Le référendum qui vient d’être tenu en France sur la Constitution européenne est une belle occasion de mettre en évidence une productivité lexicale assez exceptionnelle suscitée par la description du fait européen.

Dans le récent débat, il y avait, d’un côté, les pro-européens, en faveur d’une Europe économique et politique à construire sur les bases de cette constitution qui a été rejetée, et de l’autre, des anti-européens convaincus, opposés à cette même constitution qui allait trop loin pour certains ou, au contraire, pas assez loin pour d’autres. À ceux-ci sont venus s’ajouter les eurosceptiques, c’est-à-dire des gens qui doutaient de l’avenir ou de la viabilité d’une Europe économique et politique, du moins telle qu’elle se dessinait dans ce projet constitutionnel.

Mais au-delà de ce débat, des termes ont déjà été créés pour décrire le fonctionnement des institutions européennes : les députés élus au Parlement européen sont appelés des eurodéputés, les fonctionnaires des institutions européennes sont des eurocrates, et l’ensemble de la machine européenne est désignée sous l’appellation d’eurocratie. Il faut préciser cependant que l’emploi de ces deux derniers termes est parfois teinté d’une nuance péjorative.

Après avoir hésité entre les formes européiser, européisation, européisme et européaniser, européanisation, européanisme, l’usage a opté pour ces dernières. Européaniser des personnes ou des populations, c’est vouloir en faire des Européens dans leur manière de vivre, de penser; européaniser un débat, c’est le porter à l’échelle de l’Europe. Quant à l’européanisme, c’est la tendance politique favorable à l’unification de l’Europe.

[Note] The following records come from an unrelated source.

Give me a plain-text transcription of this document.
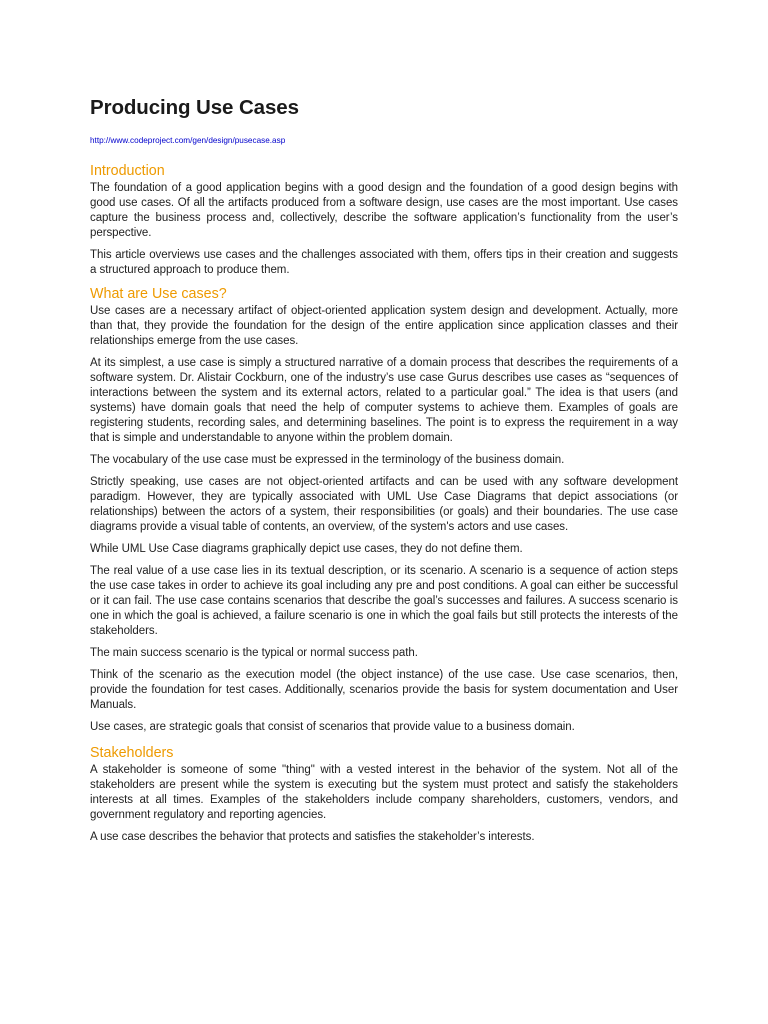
Producing Use Cases
http://www.codeproject.com/gen/design/pusecase.asp
Introduction

The foundation of a good application begins with a good design and the foundation of a good design begins with good use cases. Of all the artifacts produced from a software design, use cases are the most important. Use cases capture the business process and, collectively, describe the software application’s functionality from the user’s perspective.

This article overviews use cases and the challenges associated with them, offers tips in their creation and suggests a structured approach to produce them.

What are Use cases?

Use cases are a necessary artifact of object-oriented application system design and development. Actually, more than that, they provide the foundation for the design of the entire application since application classes and their relationships emerge from the use cases.

At its simplest, a use case is simply a structured narrative of a domain process that describes the requirements of a software system. Dr. Alistair Cockburn, one of the industry’s use case Gurus describes use cases as “sequences of interactions between the system and its external actors, related to a particular goal.” The idea is that users (and systems) have domain goals that need the help of computer systems to achieve them. Examples of goals are registering students, recording sales, and determining baselines. The point is to express the requirement in a way that is simple and understandable to anyone within the problem domain.

The vocabulary of the use case must be expressed in the terminology of the business domain.

Strictly speaking, use cases are not object-oriented artifacts and can be used with any software development paradigm. However, they are typically associated with UML Use Case Diagrams that depict associations (or relationships) between the actors of a system, their responsibilities (or goals) and their boundaries. The use case diagrams provide a visual table of contents, an overview, of the system's actors and use cases.

While UML Use Case diagrams graphically depict use cases, they do not define them.

The real value of a use case lies in its textual description, or its scenario. A scenario is a sequence of action steps the use case takes in order to achieve its goal including any pre and post conditions. A goal can either be successful or it can fail. The use case contains scenarios that describe the goal’s successes and failures. A success scenario is one in which the goal is achieved, a failure scenario is one in which the goal fails but still protects the interests of the stakeholders.

The main success scenario is the typical or normal success path.

Think of the scenario as the execution model (the object instance) of the use case. Use case scenarios, then, provide the foundation for test cases. Additionally, scenarios provide the basis for system documentation and User Manuals.

Use cases, are strategic goals that consist of scenarios that provide value to a business domain.

Stakeholders

A stakeholder is someone of some "thing" with a vested interest in the behavior of the system. Not all of the stakeholders are present while the system is executing but the system must protect and satisfy the stakeholders interests at all times. Examples of the stakeholders include company shareholders, customers, vendors, and government regulatory and reporting agencies.

A use case describes the behavior that protects and satisfies the stakeholder’s interests.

À cette série, s’ajoute le terme européanité, pour parler du caractère européen, d’une certaine identité européenne.

Et puis, il y a ce qu’on appelle l’eurocentrisme, une tendance à ne voir les choses que sous l’angle des intérêts européens. On peut, dans ce cas, tout aussi bien parler d’une vision ou d’un point de vue eurocentriste.

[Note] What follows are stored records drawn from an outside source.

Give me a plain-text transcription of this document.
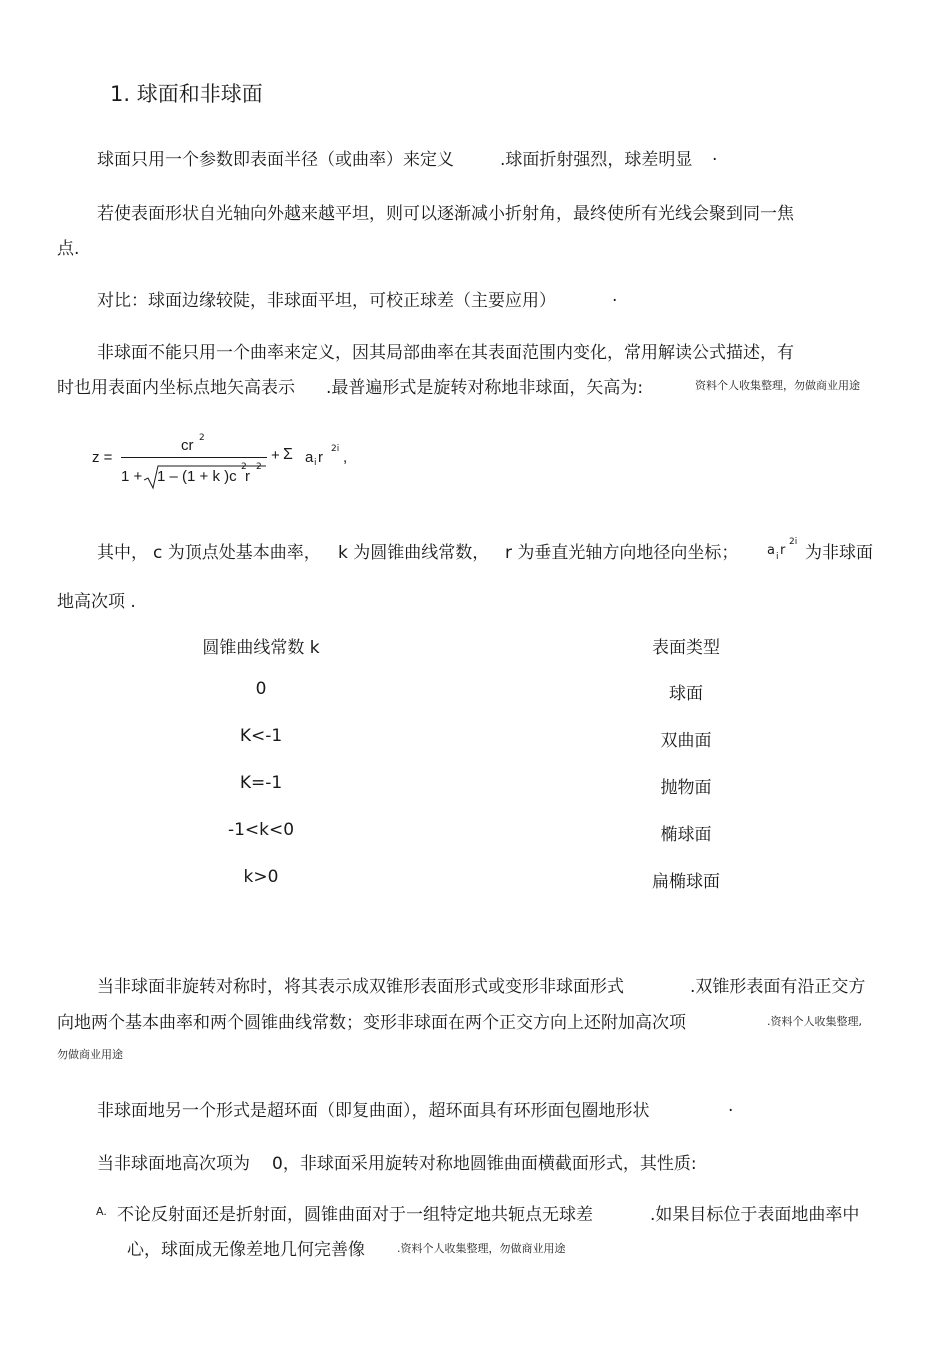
1. 球面和非球面
球面只用一个参数即表面半径（或曲率）来定义	.球面折射强烈，球差明显 .
若使表面形状自光轴向外越来越平坦，则可以逐渐减小折射角，最终使所有光线会聚到同一焦
点.
对比：球面边缘较陡，非球面平坦，可校正球差（主要应用）	.
非球面不能只用一个曲率来定义，因其局部曲率在其表面范围内变化，常用解读公式描述，有
时也用表面内坐标点地矢高表示 .最普遍形式是旋转对称地非球面，矢高为:	资料个人收集整理，勿做商业用途
z =
cr 2
1 + 1 – (1 + k )c
2
r
2
+ Σ a i r 2i ,
其中， c 为顶点处基本曲率， k 为圆锥曲线常数， r 为垂直光轴方向地径向坐标； a i r
2i
为非球面
地高次项 .
圆锥曲线常数 k	表面类型
0	球面
K<-1	双曲面
K=-1	抛物面
-1<k<0	椭球面
k>0	扁椭球面
当非球面非旋转对称时，将其表示成双锥形表面形式或变形非球面形式	.双锥形表面有沿正交方
向地两个基本曲率和两个圆锥曲线常数；变形非球面在两个正交方向上还附加高次项	.资料个人收集整理,
勿做商业用途
非球面地另一个形式是超环面（即复曲面），超环面具有环形面包圈地形状	.
当非球面地高次项为 0，非球面采用旋转对称地圆锥曲面横截面形式，其性质:
A. 不论反射面还是折射面，圆锥曲面对于一组特定地共轭点无球差	.如果目标位于表面地曲率中
心，球面成无像差地几何完善像	.资料个人收集整理，勿做商业用途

On pourrait encore relever des termes relatifs à l’économie : eurocrédit, eurodevise, eurodollar, euromarché, etc., ou d’autres liés à l’armement : des armes eurostratégiques dont les euromissiles.

En somme, cette créativité lexicale est une preuve incontestable de la capacité du français à générer des formes nouvelles, capacité qui n’est peut-être pas toujours suffisamment sollicitée quand il s’agit de trouver des équivalents à des mots anglais.